Salaries are an imperfect proxy for employee productivity; pay is not necessarily commensurate with an employee's worth to a firm and may underestimate the full value of an employee's time to the employer. Certain key personnel, especially those with supervisory roles or pivotal technical skills, may influence the productivity of many other employees. Employees that interface regularly with clients or other outside individuals (e.g., teachers with students, health care workers with patients, salespeople with customers, and restaurant personnel with diners) may have a great impact on the firm's return business and revenues. Model input parameters, such as attack rate and R, are not available for all 22 of the major occupational groups included in our analyses, which may limit our ability to fully capture workplace dynamics. The results of sensitivity analyses, including those for attack rate and R across a range of occupational groups, may be referenced as benchmarks for settings in which these parameters are known.
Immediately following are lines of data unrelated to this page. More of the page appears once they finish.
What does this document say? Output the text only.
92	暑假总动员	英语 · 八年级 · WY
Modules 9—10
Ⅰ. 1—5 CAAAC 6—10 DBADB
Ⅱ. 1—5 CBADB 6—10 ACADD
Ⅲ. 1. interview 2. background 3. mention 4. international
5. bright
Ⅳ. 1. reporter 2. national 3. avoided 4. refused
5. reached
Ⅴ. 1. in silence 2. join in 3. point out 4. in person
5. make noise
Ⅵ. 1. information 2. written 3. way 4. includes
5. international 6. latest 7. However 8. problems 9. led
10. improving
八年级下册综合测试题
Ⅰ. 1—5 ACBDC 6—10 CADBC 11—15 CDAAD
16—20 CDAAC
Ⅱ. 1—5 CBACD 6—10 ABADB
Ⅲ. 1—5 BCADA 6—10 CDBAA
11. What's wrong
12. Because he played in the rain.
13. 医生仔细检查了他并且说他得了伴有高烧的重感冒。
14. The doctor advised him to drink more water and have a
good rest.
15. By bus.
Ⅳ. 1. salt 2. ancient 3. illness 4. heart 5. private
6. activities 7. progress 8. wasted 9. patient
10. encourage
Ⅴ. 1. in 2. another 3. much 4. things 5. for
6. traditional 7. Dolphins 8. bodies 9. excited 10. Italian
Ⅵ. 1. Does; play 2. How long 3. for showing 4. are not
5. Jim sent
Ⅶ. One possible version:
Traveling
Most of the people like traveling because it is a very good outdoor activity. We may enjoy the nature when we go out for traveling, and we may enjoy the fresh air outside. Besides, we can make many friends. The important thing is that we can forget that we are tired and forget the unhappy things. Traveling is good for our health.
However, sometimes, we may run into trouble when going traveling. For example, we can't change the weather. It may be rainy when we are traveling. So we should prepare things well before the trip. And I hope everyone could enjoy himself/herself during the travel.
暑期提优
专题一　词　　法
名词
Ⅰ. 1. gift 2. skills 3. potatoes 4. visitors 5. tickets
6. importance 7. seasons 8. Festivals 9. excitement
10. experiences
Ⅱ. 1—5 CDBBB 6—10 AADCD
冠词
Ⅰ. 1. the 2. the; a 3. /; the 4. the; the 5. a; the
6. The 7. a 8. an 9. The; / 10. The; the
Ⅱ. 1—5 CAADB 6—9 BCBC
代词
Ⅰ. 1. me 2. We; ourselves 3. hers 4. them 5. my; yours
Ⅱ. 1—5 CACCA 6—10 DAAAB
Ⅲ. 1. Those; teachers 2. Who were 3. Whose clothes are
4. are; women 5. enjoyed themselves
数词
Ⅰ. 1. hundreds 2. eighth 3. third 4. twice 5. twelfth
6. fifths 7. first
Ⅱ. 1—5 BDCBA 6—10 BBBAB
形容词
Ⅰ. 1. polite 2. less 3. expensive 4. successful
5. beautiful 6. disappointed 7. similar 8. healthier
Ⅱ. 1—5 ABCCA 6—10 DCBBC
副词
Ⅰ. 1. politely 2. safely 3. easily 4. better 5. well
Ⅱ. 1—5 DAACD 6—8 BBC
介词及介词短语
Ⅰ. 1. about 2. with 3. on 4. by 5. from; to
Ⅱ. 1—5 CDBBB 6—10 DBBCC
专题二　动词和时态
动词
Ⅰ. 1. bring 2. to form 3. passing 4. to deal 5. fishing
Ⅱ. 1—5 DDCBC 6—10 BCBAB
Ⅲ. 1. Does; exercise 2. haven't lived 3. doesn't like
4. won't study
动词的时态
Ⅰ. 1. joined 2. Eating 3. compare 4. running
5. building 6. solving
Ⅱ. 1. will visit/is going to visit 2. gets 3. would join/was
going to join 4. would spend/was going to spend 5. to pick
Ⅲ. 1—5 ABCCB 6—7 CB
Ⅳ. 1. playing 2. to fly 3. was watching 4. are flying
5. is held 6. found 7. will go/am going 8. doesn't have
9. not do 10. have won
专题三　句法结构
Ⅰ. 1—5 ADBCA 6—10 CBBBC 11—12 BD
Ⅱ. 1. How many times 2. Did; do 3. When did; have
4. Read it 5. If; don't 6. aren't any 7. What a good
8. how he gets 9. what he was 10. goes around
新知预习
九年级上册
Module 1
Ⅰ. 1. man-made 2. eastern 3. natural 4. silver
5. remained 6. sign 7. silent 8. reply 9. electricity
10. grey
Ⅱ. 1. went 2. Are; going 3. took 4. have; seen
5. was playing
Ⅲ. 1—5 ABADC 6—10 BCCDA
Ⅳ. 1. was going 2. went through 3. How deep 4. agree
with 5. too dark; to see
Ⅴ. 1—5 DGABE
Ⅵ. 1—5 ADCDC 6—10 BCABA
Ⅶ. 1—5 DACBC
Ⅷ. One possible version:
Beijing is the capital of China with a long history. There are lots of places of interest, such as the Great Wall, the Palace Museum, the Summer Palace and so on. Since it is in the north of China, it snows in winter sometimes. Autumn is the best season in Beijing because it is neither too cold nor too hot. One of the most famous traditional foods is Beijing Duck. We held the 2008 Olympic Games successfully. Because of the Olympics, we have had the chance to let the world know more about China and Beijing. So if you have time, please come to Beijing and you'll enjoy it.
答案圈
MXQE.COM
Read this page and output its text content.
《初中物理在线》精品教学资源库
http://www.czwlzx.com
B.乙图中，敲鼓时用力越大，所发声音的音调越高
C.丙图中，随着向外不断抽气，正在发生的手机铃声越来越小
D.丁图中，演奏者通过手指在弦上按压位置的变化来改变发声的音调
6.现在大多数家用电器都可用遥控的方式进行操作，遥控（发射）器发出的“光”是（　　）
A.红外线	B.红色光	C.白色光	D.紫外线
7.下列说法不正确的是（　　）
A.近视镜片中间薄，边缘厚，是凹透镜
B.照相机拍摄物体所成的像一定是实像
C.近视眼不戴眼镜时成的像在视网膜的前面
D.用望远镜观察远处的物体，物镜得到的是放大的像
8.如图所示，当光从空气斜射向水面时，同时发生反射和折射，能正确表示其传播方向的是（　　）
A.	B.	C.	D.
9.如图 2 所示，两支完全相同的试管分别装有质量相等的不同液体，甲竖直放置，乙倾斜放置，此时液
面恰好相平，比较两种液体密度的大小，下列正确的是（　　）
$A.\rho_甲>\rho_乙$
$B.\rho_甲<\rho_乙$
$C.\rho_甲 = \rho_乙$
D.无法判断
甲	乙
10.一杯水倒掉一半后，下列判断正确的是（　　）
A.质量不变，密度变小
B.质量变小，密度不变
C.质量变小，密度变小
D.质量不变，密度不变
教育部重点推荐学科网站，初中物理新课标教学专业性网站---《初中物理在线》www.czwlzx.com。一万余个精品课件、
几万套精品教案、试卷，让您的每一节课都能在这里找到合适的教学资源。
Implementing workplace seasonal or pandemic influenza vaccination appears to be relatively inexpensive and potentially cost-saving for a wide variety of employers in diverse industries. Because employees comprise a large proportion of the overall population and spend a substantial amount of time at work, employer decisions may be important for overall influenza control. While demonstrating the worth of an influenza vaccination to society may appeal to the altruism of some employers, demonstrating the potential positive impact of vaccination on a business's profit and loss statements provides relevance to individual employers who seek to maintain their firm's profitability throughout the influenza season. Individual employers could compare their prevailing conditions with the benchmarks in our model to help determine their optimal local vaccination strategies.
Supported by the National Institute of General Medical Sciences Models of Infectious Disease Agent Study (MIDAS) through grant 1U54GM088491-0109. The funders had no role in the study design, data collection and analysis, decision to publish, or preparation of the manuscript.